Hi all - I'm guessing that nobody outside of OpenText makes use of the profiler functionality ( https://knowledge.opentext.com/knowledge/llisapi.dll/fetch/-15106263/15106294/15106295/16376487/67794710/67790529/-/documentation/profiler.html ), however if you do make use of this: could you provide feedback on how you go about processing the profiling data?
I'm asking since we are looking into ways to make interpreting the profiler data easier. Step 1 of this process is to figure out what people do today (if anything). Hence: this request 🙂
Hi Dave,
You asked the question - and you know the answer - there's always going to be one person at least who's interested or using the feature :)
We've used it a couple of times - usually around tracing potential performance considerations. When I say "used" a better description would be "muddled our way through". I'd say it's more a case for us of trying to understand how to read the information available and process it in a logical way.
For example - what is a "cycle"?
When I'm looking at a call graph, what do the numbers represent?
So far, I've also not figured out how to establish a call graph and costs for functions triggered by a specific action in Content Suite - e.g. viewing a folder (and again this is likely my familiarity with the profile format and cachegrind tool).
I somewhat expect our use of the profiling will increase moving forward - though to what extent I can't predict.
If I were to do an exec summary - ideally we'd be able to execute a function (e.g. browse to a folder, open a perspective) and be able from the profile data to isolate that user interaction and identify all functions called in producing the response, the time (ms) each function took (if possible, how much of that involved DB query etc).
Seems rather that the profile data is for the entire thread duration - again, I may be mistaken, but so far I seem only to be able to understand the total time the thread spent in a function/call, rather than that time relative to a specific user's request.
Regards,
David
Thanks for this info, especially the 'exec summary' bit - this is super helpful
This is a feature in some callgrind viewers to 'hide' calls that it considers cyclic / recursive. You can turn this off in kcachegrind / qcachegrind via the "View -> Detect Cycles" menu option.

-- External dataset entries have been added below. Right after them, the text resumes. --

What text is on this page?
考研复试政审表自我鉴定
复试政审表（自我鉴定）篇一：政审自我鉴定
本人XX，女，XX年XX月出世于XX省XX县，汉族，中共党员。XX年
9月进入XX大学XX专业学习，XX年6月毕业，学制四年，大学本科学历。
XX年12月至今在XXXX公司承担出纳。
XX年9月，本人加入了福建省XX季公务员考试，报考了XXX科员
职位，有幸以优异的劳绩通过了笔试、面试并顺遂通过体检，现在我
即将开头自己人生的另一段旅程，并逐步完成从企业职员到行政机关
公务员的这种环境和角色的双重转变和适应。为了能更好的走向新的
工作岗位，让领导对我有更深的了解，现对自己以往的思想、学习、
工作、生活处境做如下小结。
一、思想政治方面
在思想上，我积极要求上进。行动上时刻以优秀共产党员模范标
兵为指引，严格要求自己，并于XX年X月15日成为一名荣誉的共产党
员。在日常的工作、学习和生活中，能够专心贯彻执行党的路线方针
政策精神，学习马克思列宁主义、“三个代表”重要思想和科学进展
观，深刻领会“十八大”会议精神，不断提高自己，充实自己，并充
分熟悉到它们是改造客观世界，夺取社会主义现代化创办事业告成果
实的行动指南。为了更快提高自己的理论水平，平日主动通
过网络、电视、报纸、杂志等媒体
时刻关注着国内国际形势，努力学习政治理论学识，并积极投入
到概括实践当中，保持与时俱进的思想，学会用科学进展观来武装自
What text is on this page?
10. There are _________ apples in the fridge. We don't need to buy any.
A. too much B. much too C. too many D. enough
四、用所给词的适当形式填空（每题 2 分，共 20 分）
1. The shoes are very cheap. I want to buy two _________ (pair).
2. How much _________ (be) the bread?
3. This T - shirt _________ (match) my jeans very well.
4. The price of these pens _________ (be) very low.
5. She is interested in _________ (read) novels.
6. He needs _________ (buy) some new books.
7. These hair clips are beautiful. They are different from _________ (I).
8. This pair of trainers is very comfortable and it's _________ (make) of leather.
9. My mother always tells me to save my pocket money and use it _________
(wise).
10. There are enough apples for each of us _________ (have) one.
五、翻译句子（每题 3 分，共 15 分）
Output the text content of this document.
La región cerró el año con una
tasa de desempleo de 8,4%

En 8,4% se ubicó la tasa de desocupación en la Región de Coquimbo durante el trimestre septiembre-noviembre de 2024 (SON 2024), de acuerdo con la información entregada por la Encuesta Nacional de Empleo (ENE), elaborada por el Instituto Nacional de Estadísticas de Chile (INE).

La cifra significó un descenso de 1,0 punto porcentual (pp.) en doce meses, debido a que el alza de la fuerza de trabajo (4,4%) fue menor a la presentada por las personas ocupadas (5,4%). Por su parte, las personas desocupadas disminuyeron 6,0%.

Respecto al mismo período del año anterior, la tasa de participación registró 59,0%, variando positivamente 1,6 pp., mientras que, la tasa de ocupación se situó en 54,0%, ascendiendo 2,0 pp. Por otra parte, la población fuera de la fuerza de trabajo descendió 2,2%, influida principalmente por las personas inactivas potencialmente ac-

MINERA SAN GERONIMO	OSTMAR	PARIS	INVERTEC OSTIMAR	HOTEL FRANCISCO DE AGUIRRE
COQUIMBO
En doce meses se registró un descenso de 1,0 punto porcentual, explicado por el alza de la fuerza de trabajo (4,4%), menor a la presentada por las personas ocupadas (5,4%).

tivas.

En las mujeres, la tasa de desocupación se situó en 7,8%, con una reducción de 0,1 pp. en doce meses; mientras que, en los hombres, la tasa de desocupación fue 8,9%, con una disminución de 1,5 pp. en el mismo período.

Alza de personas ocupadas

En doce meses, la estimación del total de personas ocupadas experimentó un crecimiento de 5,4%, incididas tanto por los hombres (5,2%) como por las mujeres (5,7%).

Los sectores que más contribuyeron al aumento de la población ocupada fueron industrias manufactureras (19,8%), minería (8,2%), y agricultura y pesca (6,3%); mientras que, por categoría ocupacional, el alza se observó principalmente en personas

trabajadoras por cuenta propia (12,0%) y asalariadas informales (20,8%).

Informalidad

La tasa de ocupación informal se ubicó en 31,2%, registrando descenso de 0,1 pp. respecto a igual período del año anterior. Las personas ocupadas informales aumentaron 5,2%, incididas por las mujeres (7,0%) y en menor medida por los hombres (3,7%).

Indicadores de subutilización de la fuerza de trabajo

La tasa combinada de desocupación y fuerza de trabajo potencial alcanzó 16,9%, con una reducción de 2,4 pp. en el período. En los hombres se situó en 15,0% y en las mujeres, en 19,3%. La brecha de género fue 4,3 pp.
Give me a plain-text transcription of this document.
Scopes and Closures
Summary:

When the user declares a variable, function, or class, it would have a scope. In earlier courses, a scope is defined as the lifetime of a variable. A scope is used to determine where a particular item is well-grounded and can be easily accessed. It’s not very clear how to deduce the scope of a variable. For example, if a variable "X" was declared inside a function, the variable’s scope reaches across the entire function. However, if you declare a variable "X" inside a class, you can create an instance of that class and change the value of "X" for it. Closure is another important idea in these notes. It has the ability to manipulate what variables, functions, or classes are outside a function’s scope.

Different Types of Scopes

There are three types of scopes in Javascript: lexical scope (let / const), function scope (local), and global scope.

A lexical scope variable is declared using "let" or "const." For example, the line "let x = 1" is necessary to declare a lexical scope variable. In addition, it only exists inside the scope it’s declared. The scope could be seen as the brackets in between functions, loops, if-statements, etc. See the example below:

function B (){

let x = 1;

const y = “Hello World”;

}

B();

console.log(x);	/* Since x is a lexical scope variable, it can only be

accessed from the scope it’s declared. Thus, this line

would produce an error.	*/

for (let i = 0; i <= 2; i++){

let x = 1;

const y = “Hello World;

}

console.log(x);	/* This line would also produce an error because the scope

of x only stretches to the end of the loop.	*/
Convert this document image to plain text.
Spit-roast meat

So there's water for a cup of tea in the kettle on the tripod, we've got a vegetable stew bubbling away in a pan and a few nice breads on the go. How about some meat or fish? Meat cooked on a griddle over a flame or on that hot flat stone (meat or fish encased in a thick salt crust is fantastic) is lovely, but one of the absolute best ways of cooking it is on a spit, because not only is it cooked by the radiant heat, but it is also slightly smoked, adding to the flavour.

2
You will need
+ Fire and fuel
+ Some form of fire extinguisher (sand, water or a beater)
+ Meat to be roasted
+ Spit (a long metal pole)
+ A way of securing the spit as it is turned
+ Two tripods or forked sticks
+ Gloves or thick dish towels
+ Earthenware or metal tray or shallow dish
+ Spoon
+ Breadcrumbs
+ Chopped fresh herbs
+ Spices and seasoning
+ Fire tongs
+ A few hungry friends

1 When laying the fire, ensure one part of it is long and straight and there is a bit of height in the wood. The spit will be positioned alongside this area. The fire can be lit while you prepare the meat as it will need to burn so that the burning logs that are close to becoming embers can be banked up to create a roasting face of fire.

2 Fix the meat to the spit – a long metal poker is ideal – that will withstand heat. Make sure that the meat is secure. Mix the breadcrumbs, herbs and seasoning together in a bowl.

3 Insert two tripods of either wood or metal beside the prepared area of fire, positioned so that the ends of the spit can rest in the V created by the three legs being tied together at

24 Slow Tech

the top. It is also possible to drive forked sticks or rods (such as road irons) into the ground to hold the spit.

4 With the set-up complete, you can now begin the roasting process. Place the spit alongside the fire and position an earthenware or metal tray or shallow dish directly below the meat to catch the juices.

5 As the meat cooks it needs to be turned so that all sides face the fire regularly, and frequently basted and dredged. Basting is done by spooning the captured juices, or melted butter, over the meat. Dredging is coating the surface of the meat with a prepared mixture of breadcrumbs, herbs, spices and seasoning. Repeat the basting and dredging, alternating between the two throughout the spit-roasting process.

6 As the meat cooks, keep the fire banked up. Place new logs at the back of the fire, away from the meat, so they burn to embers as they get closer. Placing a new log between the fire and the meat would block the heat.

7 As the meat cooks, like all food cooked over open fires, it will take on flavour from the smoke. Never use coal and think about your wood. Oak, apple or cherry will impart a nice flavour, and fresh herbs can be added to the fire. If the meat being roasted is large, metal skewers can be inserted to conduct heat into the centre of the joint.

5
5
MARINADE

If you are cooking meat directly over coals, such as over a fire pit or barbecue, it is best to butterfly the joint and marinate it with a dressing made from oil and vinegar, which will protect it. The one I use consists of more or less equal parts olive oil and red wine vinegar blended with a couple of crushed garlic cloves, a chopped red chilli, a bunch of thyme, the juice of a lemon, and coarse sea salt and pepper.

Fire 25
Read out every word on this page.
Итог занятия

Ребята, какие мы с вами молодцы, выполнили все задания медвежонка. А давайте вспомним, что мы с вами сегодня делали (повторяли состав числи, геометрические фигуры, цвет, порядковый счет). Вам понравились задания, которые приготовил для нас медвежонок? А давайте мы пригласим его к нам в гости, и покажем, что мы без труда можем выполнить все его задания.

Doing so will provide more information. Details @ https://valgrind.org/docs/manual/cl-manual.html#cl-manual.cycles
Well there's a few numbers, so a quick overview of is as follows:
For example, in the following graph:
... does this make sense? If not lemme know 🙂
I've also not figured out how to establish a call graph and costs for functions triggered by a specific action in Content Suite
I'm guessing you're enabling the profiler by adding some lines in the opentext.ini file like the following:
ProfileFormat=<###>
Profile=<###>
... is that correct? If so then yeah that's messy - you get data on everything while the server 9s very, very slowly) running. Another option is to add Profiler.Start() & Stop() calls in functions of interest via CSIDE's module explorer. That way you can ensure the generated file contains everything that's of interest & nothing that isn't.
One of the things I'm looking to do with the new feature is enable / disable the profiler via a right-click menu. That way you could turn it on, hit the URL(s) of interest in your browser, and then turn it off.
Yep - we use the Profile=### setting in the ot.ini file to enable. I'd not thought about adding explicit profile start/stop calls - as the times we've used the profiling we've been interested in relationships between other functions and ours.
The ability to turn off/on via a right click menu sounds good.
Thanks for the explanation on the numbers in the graph. Mostly makes sense. Sometimes I see relative percentages > 100.
e.g.
But I think that only occurs when the functions called by the function I've got focus on spend more time in them.
I'm not sure that if the callgrind format permits, but I can envisage it might be handy to have the min, max ,avg and stdev of time spent in each function. If that were possible, it'd help identify functions that have a "spread" of performance - i.e. perhaps specific conditions that trigger additional overhead.
Sometimes I see relative percentages > 100.
That sounds funky. I'll see if I can trigger something similar to that over here. Alternately: feel free to send the file to dcarpene@opentext.com & I'll see if I can figure out why this is. Also of interest: the version specifics of the application that generated the graph.
it might be handy to have the min, max, avg and stdev
It is absolutely possible to include these sort of things given the data in the file. It would be good to include this information - functions that are highly variant in their execution time might merit investigation based on that fact. I'll see about adding these into the viewer. Thanks for this - appreciated.